Guest post from Sue who is a mentor at Scope’s Our Generation project.
I became involved with the Our Generation Project after being with the mentoring scheme through Scope for about three years. After I lost my husband I needed to fill my time. Initially it was to help me stop thinking about my loss but I also realised that I could use my experiences to help others.
I would soon meet my first mentee. We went shopping one week and on alternate weeks we met at the office to improve his reading and writing skills. Eventually, he decided to go on to college which was very pleasing to me. I felt I had helped a little on his path to improving his life.

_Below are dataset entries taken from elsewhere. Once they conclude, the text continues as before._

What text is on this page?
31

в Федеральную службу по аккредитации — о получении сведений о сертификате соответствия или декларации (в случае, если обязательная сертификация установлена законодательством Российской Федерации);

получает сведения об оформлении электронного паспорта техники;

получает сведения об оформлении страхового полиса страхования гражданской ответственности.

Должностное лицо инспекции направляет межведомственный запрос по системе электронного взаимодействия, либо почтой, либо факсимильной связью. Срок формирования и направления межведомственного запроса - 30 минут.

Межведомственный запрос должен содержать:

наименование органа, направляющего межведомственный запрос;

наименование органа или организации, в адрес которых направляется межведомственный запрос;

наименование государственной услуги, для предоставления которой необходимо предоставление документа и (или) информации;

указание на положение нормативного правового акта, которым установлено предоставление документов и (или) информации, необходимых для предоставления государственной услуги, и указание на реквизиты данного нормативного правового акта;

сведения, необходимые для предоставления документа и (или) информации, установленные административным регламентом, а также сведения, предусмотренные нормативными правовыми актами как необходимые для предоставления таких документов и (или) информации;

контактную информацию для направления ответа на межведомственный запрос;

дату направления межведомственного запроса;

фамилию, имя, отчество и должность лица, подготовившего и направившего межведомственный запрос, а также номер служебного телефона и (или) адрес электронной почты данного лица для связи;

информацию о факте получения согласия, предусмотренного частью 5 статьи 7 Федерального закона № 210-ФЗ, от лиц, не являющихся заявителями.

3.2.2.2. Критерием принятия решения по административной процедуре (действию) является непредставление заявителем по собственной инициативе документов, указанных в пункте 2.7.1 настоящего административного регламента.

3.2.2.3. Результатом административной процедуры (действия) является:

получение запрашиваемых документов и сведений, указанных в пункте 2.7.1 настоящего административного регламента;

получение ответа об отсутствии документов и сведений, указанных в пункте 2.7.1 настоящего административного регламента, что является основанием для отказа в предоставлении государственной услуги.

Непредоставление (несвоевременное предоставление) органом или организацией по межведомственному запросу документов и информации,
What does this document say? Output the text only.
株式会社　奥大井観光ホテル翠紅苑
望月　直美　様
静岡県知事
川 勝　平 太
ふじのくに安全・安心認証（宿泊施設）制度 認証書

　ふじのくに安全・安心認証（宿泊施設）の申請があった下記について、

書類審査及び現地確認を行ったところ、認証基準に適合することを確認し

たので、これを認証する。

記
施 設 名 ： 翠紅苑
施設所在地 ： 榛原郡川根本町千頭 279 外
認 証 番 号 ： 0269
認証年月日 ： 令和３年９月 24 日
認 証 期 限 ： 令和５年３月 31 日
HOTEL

Then I met two people who had suffered breakdowns and who were not coping so well. One became a close friend; we still meet every week to chat and shop. The other liked to walk, so we would walk around the local lake.
My latest mentee has been house-bound after suffering a stroke. We enjoy a chat every other week. We are now looking into what we can do to help him get out and about.
We talk a lot, something I have always been good at, and I hope I give him something to look forward to when we meet. He usually seems more cheerful when I leave. That may be because he is glad of a break from my talking, but I hope not!
I have really enjoyed meeting new people through the Our Generation Project. It’s been really rewarding for me knowing that, in a small way, I can support people to feel more confident in achieving their goals and improving their lives.
Our Generation is a free mentoring and befriending service that offers one-to-one support for disabled people and people with long-term health conditions over the age of 50.